Foreign Accent Syndrome

Reported in such classy news sources as The Mirror and The Daily Mail this week, the case of an Australian woman who woke up speaking English with a French accent following a car accident. These cases being rare, you generally only get to hear about a new one every couple of years. In fact, there have only been little over 60 cases of Foreign Accent Syndrome (FAS) ever reported since its discovery in 1941.

To be sure, the news reports are often a bit misleading, and to the average person used to hearing English spoken with a French accent, the Australian case is only a vague approximation. The result of brain injury or stroke affecting an area devoted to language, FAS is in effect a speech impediment, and the people who wake up sounding French, Jamaican or Chinese have pretty much never had any experience of these cultures or languages.

We know relatively little about the functioning of the brain in terms of language production, and it is still appears to be somewhat of a miracle that humans can muster the ability to communicate with language to begin with when no other species even comes close. Cases like these are surely a godsend for neurolinguists exploring the language-producing areas of the brain. It is only when one particular little thing ceases to function that we can identify which part of the brain ceased to function along with it.
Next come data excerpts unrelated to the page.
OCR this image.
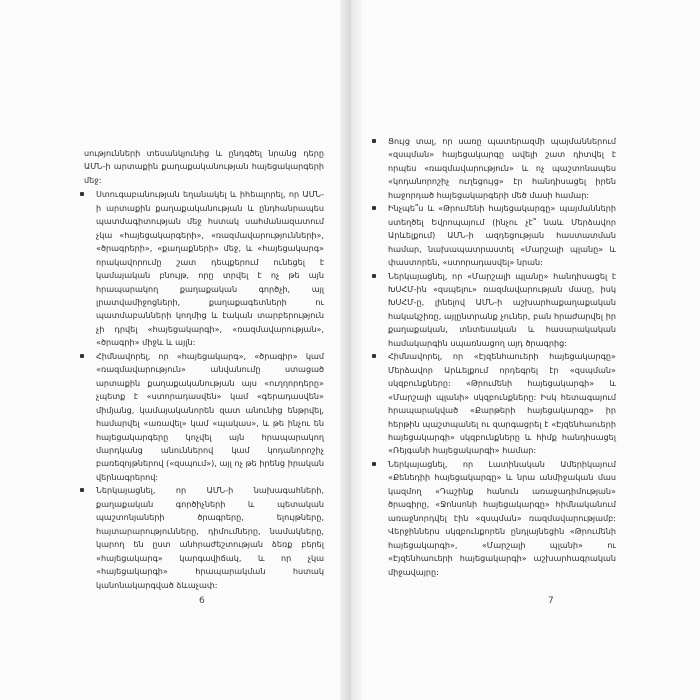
սությունների տեսանկյունից և ընդգծել նրանց դերը ԱՄՆ-ի արտաքին քաղաքականության հայեցակարգերի մեջ:

Ստուգաբանության եղանակել և իհեալորել, որ ԱՄՆ-ի արտաքին քաղաքականության և ընդհանրապես պատմագիտության մեջ հստակ սահմանազատում չկա «հայեցակարգերի», «ռազմավարությունների», «ծրագրերի», «քաղաքների» մեջ, և «հայեցակարգ» որակավորումը շատ դեպքերում ունեցել է կամայական բնույթ, որը տրվել է ոչ թե այն հրապարակող քաղաքական գործչի, այլ լրատվամիջոցների, քաղաքագետների ու պատմաբանների կողմից և էական տարբերություն չի դրվել «հայեցակարգի», «ռազմավարության», «ծրագրի» միջև և այլն:

Հիմնավորել, որ «հայեցակարգ», «ծրագիր» կամ «ռազմավարություն» անվանումը ստացած արտաքին քաղաքականության այս «ուղղորդերը» չպետք է «ստորադասվեն» կամ «գերադասվեն» միմյանց, կամայականորեն զատ անունից ենթրվել, համարվել «առավել» կամ «պակաս», և թե ինչու են հայեցակարգերը կոչվել այն հրապարակող մարդկանց անուններով կամ կոդանորոշիչ բառեզոյթներով («զսպում»), այլ ոչ թե իրենց իրական վերնագրերով:

Ներկայացնել, որ ԱՄՆ-ի նախագահների, քաղաքական գործիչների և պետական պաշտոնյաների ծրագրերը, ելույթները, հայտարարությունները, դիմումները, նամակները, կարող են ըստ անհրաժեշտության ձեռք բերել «հայեցակարգ» կարգավիճակ, և որ չկա «հայեցակարգի» հրապարակման հստակ կանոնակարգված ձևաչափ:

6

Ցույց տալ, որ սառը պատերազմի պայմաններում «զսպման» հայեցակարգը ավելի շատ դիտվել է որպես «ռազմավարություն» և ոչ պաշտոնապես «կոդանորոշիչ ուղեցույց» էր հանդիսացել իրեն հաջորդած հայեցակարգերի մեծ մասի համար:

Ինչպե՞ս և «Թրումենի հայեցակարգը» պայմանների ստեղծել Եվրոպայում (ինչու չէ՞ նաև Մերձավոր Արևելքում) ԱՄՆ-ի ազդեցության հաստատման համար, նախապատրաստել «Մարշալի պլանը» և փաստորեն, «ստորադասվել» նրան:

Ներկայացնել, որ «Մարշալի պլանը» հանդիսացել է ԽՍՀՄ-ին «զսպելու» ռազմավարության մասը, իսկ ԽՍՀՄ-ը, լինելով ԱՄՆ-ի աշխարհաքաղաքական հակակշիռը, այլընտրանք չուներ, բան հրաժարվել իր քաղաքական, տնտեսական և հասարակական համակարգին սպառնացող այդ ծրագրից:

Հիմնավորել, որ «Էյզենհաուերի հայեցակարգը» Մերձավոր Արևելքում որդեգրել էր «զսպման» սկզբունքները: «Թրումենի հայեցակարգի» և «Մարշալի պլանի» սկզբունքները: Իսկ հետագայում հրապարակված «Քարթերի հայեցակարգը» իր հերթին պաշտպանել ու զարգացրել է «Էյզենհաուերի հայեցակարգի» սկզբունքները և հիմք հանդիսացել «Ռեյգանի հայեցակարգի» համար:

Ներկայացնել, որ Լատինական Ամերիկայում «Քենեդիի հայեցակարգը» և նրա անմիջական մաս կազմող «Դաշինք հանուն առաջադիմության» ծրագիրը, «Ջոնսոնի հայեցակարգը» հիմնականում առաջնորդվել էին «զսպման» ռազմավարությամբ: Վերջիններս սկզբունքորեն ընդլայնեցին «Թրումենի հայեցակարգի», «Մարշալի պլանի» ու «Էյզենհաուերի հայեցակարգի» աշխարհագրական միջավայրը:

7
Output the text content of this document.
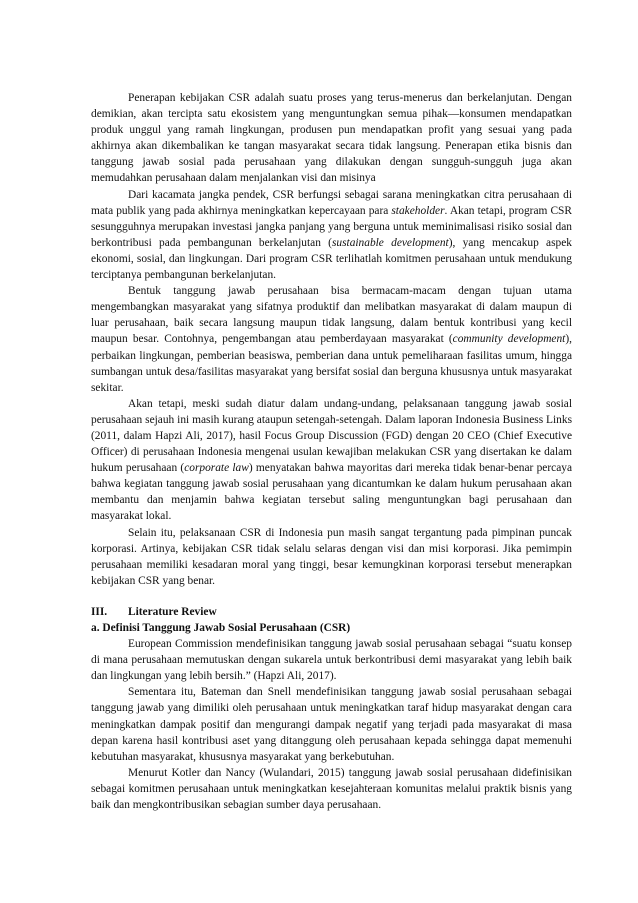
Penerapan kebijakan CSR adalah suatu proses yang terus-menerus dan berkelanjutan. Dengan demikian, akan tercipta satu ekosistem yang menguntungkan semua pihak—konsumen mendapatkan produk unggul yang ramah lingkungan, produsen pun mendapatkan profit yang sesuai yang pada akhirnya akan dikembalikan ke tangan masyarakat secara tidak langsung. Penerapan etika bisnis dan tanggung jawab sosial pada perusahaan yang dilakukan dengan sungguh-sungguh juga akan memudahkan perusahaan dalam menjalankan visi dan misinya

Dari kacamata jangka pendek, CSR berfungsi sebagai sarana meningkatkan citra perusahaan di mata publik yang pada akhirnya meningkatkan kepercayaan para stakeholder. Akan tetapi, program CSR sesungguhnya merupakan investasi jangka panjang yang berguna untuk meminimalisasi risiko sosial dan berkontribusi pada pembangunan berkelanjutan (sustainable development), yang mencakup aspek ekonomi, sosial, dan lingkungan. Dari program CSR terlihatlah komitmen perusahaan untuk mendukung terciptanya pembangunan berkelanjutan.

Bentuk tanggung jawab perusahaan bisa bermacam-macam dengan tujuan utama mengembangkan masyarakat yang sifatnya produktif dan melibatkan masyarakat di dalam maupun di luar perusahaan, baik secara langsung maupun tidak langsung, dalam bentuk kontribusi yang kecil maupun besar. Contohnya, pengembangan atau pemberdayaan masyarakat (community development), perbaikan lingkungan, pemberian beasiswa, pemberian dana untuk pemeliharaan fasilitas umum, hingga sumbangan untuk desa/fasilitas masyarakat yang bersifat sosial dan berguna khususnya untuk masyarakat sekitar.

Akan tetapi, meski sudah diatur dalam undang-undang, pelaksanaan tanggung jawab sosial perusahaan sejauh ini masih kurang ataupun setengah-setengah. Dalam laporan Indonesia Business Links (2011, dalam Hapzi Ali, 2017), hasil Focus Group Discussion (FGD) dengan 20 CEO (Chief Executive Officer) di perusahaan Indonesia mengenai usulan kewajiban melakukan CSR yang disertakan ke dalam hukum perusahaan (corporate law) menyatakan bahwa mayoritas dari mereka tidak benar-benar percaya bahwa kegiatan tanggung jawab sosial perusahaan yang dicantumkan ke dalam hukum perusahaan akan membantu dan menjamin bahwa kegiatan tersebut saling menguntungkan bagi perusahaan dan masyarakat lokal.

Selain itu, pelaksanaan CSR di Indonesia pun masih sangat tergantung pada pimpinan puncak korporasi. Artinya, kebijakan CSR tidak selalu selaras dengan visi dan misi korporasi. Jika pemimpin perusahaan memiliki kesadaran moral yang tinggi, besar kemungkinan korporasi tersebut menerapkan kebijakan CSR yang benar.

III.	Literature Review
a. Definisi Tanggung Jawab Sosial Perusahaan (CSR)

European Commission mendefinisikan tanggung jawab sosial perusahaan sebagai “suatu konsep di mana perusahaan memutuskan dengan sukarela untuk berkontribusi demi masyarakat yang lebih baik dan lingkungan yang lebih bersih.” (Hapzi Ali, 2017).

Sementara itu, Bateman dan Snell mendefinisikan tanggung jawab sosial perusahaan sebagai tanggung jawab yang dimiliki oleh perusahaan untuk meningkatkan taraf hidup masyarakat dengan cara meningkatkan dampak positif dan mengurangi dampak negatif yang terjadi pada masyarakat di masa depan karena hasil kontribusi aset yang ditanggung oleh perusahaan kepada sehingga dapat memenuhi kebutuhan masyarakat, khususnya masyarakat yang berkebutuhan.

Menurut Kotler dan Nancy (Wulandari, 2015) tanggung jawab sosial perusahaan didefinisikan sebagai komitmen perusahaan untuk meningkatkan kesejahteraan komunitas melalui praktik bisnis yang baik dan mengkontribusikan sebagian sumber daya perusahaan.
Saying that, with FAS the changes in the brain affect pronunciation in a myriad of ways – timing, intonation, control of tongue placement, voicing errors, truncation of words, vowel or consonant distortions, deletions or substitutions and other unusual errors can all be a part of the package. Despite all this, speech remains intelligible, and merely sounds somewhat ‘foreign’ to the casual listener. For the sufferers of FAS however, their social lives are gravely affected, many falling into depression or becoming recluse as a result, and finding it difficult to come to terms with this new voice which they feel deeply alters their identity.

Because cases are so rare, treatment is pretty much non-existent, with the suffers not knowing whether the affliction is temporary or if it will stay with them for the rest of their lives. A few researchers at the University of Texas at Dallas have launched a website for those seeking more information about FAS, and even they only mention one example from 2007 of a tentative treatment of FAS on an English-speaker who sounded ‘Swedish’, with no apparent success.